We purchased this extremely rare ZoLO toy set at the Contemporary Art Center in Cincinnati, Ohio in 1987. As designers, we recognized this as another example of 80s design as valid as the concepts and products being created by Ettore Sottssass and the group of Milanese artists referred to as Memphis. These were industrial designers who in essence re-invented what we considered Modern Design. The movement marked the end of the 20th century. Revered mid-century modern designer, George Nelson said in 1983, “Memphis is not in any atlas. It is a state of the soul, the soul at the end of the 20th century. If you didn’t know that the 20th century has a soul now you know.” True, Byron Glaser and Sandra Higashi, the creators of ZoLO were not among Sottssass, Matteo Thun, Peter Shire, George Sowden, Michele De Lucchi, Nathalie du Pasquier, Marco Zannini, … but their colorful, eccentric, pop, cutting edge toy emerged from the influences of that new international design called Memphis.
This original ZoLO was handcrafted in 1986, hand carved and hand painted, each box was a work of art but also contained the resources for imaginative works of art. The exterior sleeve states: “Lurking within this box are 50 twisty, twirly, squiggly, wiggly, knobby, blobby, and polka-dotty handmade wooden pieces waiting to be put together. Just release your imagination, and ZoLO will go wild.” “ZoLO can be anything you want it to be. Just open your mind, feel from your heart and discover the world of ZoLO.” We also have the original tri-fold postcard to be sent back to the Old Chelsea Station, NY postal address. It was included to gather a data base “as part of their continuing effort to develop products that inspire the hearts and minds” from the recipients including their contact information, “livelihood, amusements, favorite playthings, three wishes, comments & doodles.” It was obvious the creators were impassioned and having fun!

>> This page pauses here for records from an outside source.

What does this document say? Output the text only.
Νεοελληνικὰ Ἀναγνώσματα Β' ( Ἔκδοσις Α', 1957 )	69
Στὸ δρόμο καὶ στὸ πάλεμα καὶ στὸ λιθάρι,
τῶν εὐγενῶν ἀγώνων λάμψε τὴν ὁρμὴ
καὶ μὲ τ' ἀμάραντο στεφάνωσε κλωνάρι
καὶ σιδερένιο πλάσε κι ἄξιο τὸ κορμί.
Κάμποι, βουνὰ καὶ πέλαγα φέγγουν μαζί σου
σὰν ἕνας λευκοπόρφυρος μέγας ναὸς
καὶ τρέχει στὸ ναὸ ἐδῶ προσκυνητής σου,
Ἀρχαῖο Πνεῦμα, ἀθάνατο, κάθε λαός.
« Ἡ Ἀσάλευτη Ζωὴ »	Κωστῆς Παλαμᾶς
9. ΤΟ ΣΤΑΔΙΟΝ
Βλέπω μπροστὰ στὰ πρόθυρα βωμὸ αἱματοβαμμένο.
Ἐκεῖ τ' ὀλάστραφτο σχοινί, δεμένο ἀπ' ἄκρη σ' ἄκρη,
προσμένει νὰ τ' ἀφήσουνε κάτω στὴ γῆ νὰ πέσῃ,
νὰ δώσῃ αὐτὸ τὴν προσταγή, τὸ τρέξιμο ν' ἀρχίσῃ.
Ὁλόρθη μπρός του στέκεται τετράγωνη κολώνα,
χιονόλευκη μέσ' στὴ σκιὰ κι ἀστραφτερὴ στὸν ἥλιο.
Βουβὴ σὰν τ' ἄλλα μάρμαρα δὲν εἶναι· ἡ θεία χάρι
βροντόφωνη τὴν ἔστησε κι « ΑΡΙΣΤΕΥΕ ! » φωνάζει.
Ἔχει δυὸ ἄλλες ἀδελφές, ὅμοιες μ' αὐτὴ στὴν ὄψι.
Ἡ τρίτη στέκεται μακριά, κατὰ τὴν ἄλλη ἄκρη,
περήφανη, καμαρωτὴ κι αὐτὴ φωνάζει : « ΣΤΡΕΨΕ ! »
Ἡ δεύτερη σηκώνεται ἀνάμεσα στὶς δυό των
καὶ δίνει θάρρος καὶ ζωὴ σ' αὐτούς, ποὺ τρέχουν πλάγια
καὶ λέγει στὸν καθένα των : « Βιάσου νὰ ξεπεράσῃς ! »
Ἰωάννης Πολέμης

This, ZoLo “Designed by Raw Materials” is in excellent vintage condition. It is proto-typical.The original printed die cut cardboard sleeve still slips over the plywood box. The original makers attempted to clean up their still rough cut boxes with wood putty to mask the nails that hold the box together, note, this is original, not a repair. We count 55 pieces, including the fiber material drawstring bag which stores the smaller pieces. It was “played with” less than a hand full of times by us. The latex rubber on one piece has dried out over time, naturally and one curved connector was carefully repaired. This sculptural plaything is extraordinary, rare indeed, especially in its condition and completeness!